I power-walked inside and texted Nikki.
"Thunder??"
"And it smells like rain."
"This has been your update."
I was standing in front of my computer, putting my phone down, when I heard the static patter of a million little droplets scattering over leaves and grass. My eyebrows shot up. I walked back outside and dark splotches had begun to speckle the courtyard walkway. Thunder, unmistakable now, growled overhead. From somewhere nearby, dogs began to bark like they'd forgotten what to do when water fell from the sky. Two teenagers and an older man I see walking around the complex most mornings -- a little hunched, thin white hair rimming his head, just then wearing black slacks and a striped blue and white button-down -- stood in the center of the grass looking up at the clouds, all three of them grinning so wide I could nearly see their tongues. One of the boys whooped. The man shouted and raised his fists as high as he could above his head.
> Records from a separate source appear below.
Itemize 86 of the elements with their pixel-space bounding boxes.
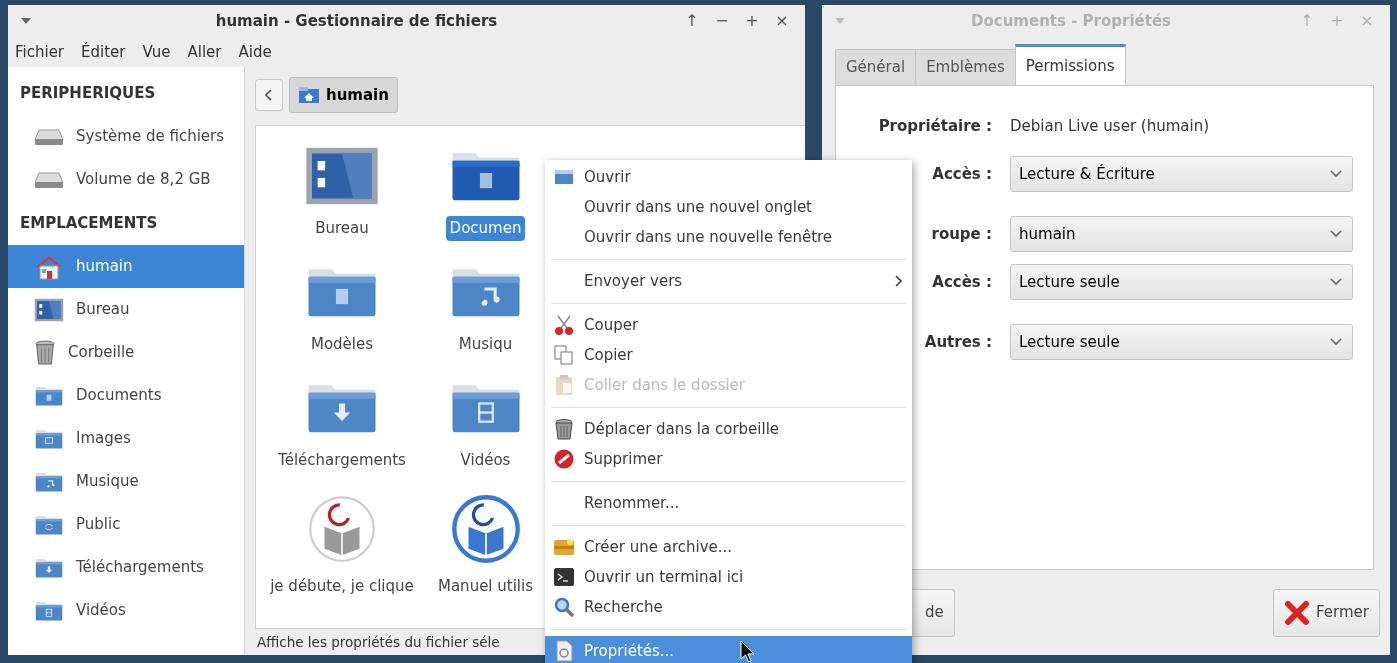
menu-item[interactable]: Ouvrir [545,162,912,192]
sidebar-item[interactable]: Bureau [8,288,244,331]
section-heading: EMPLACEMENTS [19,212,159,234]
menu-item[interactable]: Créer une archive... [545,532,912,562]
search-icon [553,596,575,618]
dropdown[interactable]: Lecture seule [1010,324,1353,360]
tab[interactable]: Emblèmes [915,49,1016,85]
sidebar-item[interactable]: Volume de 8,2 GB [8,158,244,201]
terminal-icon [553,566,575,588]
file-item[interactable]: Téléchargements [274,448,410,473]
field-label: Accès : [932,163,992,185]
copy-icon [553,344,575,366]
chevron-left-icon [265,89,273,101]
window-menu-icon[interactable] [20,17,32,25]
mouse-pointer-icon [740,640,756,663]
field-label: roupe : [931,223,992,245]
scissors-icon [553,314,575,336]
window-control[interactable]: − [711,9,733,33]
sidebar-item[interactable]: Téléchargements [8,546,244,589]
archive-icon [553,536,575,558]
menu-item[interactable]: Vue [142,40,171,64]
field-label: Accès : [932,271,992,293]
window-title: humain - Gestionnaire de fichiers [214,10,499,32]
sidebar-item[interactable]: Documents [8,374,244,417]
menu-item[interactable]: Couper [545,310,912,340]
document-icon [553,640,575,662]
chevron-down-icon [1330,338,1342,346]
menu-item[interactable]: Ouvrir dans une nouvelle fenêtre [545,222,912,252]
chevron-down-icon [1330,278,1342,286]
window-title: Documents - Propriétés [970,10,1172,32]
path-button[interactable]: humain [289,77,398,113]
menu-item[interactable]: Aller [187,40,222,64]
drive-icon [34,169,64,190]
section-heading: PERIPHERIQUES [19,82,157,104]
chevron-right-icon [895,275,902,287]
field-value: Debian Live user (humain) [1010,115,1209,137]
file-item[interactable]: je débute, je clique [266,574,418,599]
sidebar-item[interactable]: Images [8,417,244,460]
menu-item[interactable]: Copier [545,340,912,370]
desktop-icon [304,146,380,206]
window-control[interactable]: + [741,9,763,33]
no-entry-icon [553,448,575,470]
field-label: Propriétaire : [878,115,992,137]
sidebar-item[interactable]: Vidéos [8,589,244,632]
menu-item[interactable]: Éditer [81,40,126,64]
file-item[interactable]: Vidéos [456,448,515,473]
close-button[interactable]: Fermer [1273,588,1380,637]
sidebar-item[interactable]: humain [8,245,244,288]
menu-item[interactable]: Envoyer vers [545,266,912,296]
tab[interactable]: Général [835,49,917,85]
tab[interactable]: Permissions [1014,44,1126,85]
file-item[interactable]: Bureau [311,216,373,241]
window-control[interactable]: ↑ [681,9,703,33]
menu-item[interactable]: Déplacer dans la corbeille [545,414,912,444]
file-item[interactable]: Manuel utilis [434,574,537,599]
desktop-icon [34,297,64,322]
back-button[interactable] [255,79,283,111]
file-item[interactable]: Documen [445,216,526,241]
sidebar-item[interactable]: Corbeille [8,331,244,374]
file-item[interactable]: Modèles [306,332,378,357]
drive-icon [34,126,64,147]
sidebar-item[interactable]: Système de fichiers [8,115,244,158]
menu-item[interactable]: Supprimer [545,444,912,474]
dropdown[interactable]: Lecture & Écriture [1010,156,1353,192]
clipboard-icon [553,374,575,396]
book-icon [307,494,377,564]
window-control[interactable]: × [771,9,793,33]
house-icon [34,253,64,280]
menu-item[interactable]: Renommer... [545,488,912,518]
field-label: Autres : [924,331,992,353]
status-text: Affiche les propriétés du fichier séle [257,632,500,652]
sidebar-item[interactable]: Musique [8,460,244,503]
trash-icon [553,418,575,440]
trash-icon [34,338,56,367]
dropdown[interactable]: humain [1010,216,1353,252]
chevron-down-icon [1330,170,1342,178]
home-folder-icon [298,86,320,104]
sidebar-item[interactable]: Public [8,503,244,546]
dropdown[interactable]: Lecture seule [1010,264,1353,300]
chevron-down-icon [1330,230,1342,238]
book-icon [450,494,521,564]
close-icon [1284,599,1311,626]
menu-item[interactable]: Fichier [15,40,65,64]
file-item[interactable]: Musiqu [454,332,517,357]
menu-item[interactable]: Ouvrir dans une nouvel onglet [545,192,912,222]
menu-item[interactable]: Aide [238,40,272,64]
He was laughing. I chuckled watching him, forgot to close my mouth. The man turned and looked up at someone on one of the upper floors of the block across from me. He unclenched his fists and shook his open palms at them, like, can you believe it? Kids cycled around the road that rings the apartment buildings, their chatter suddenly three octaves giddier. A security guard ran by for reasons I do not know and do not care about. It was all happening. Someone hollered from somewhere out of sight. The older man, his shoulders now drenched, scrubbed the top of his head like he'd just lathered it with shampoo. Water splashed off my balcony rail and onto my arm hair like dew. My cat, sitting on the railing, looked at me with an expression I can only describe as confusion. The patter rose until it sounded like the rain gods were shushing us. A few minutes later the older man decided he had gotten wet enough and began walking toward the elevators, his arms swinging from side to side in a little dance.
I walked back inside and texted Nikki, "Rain!!!!!!"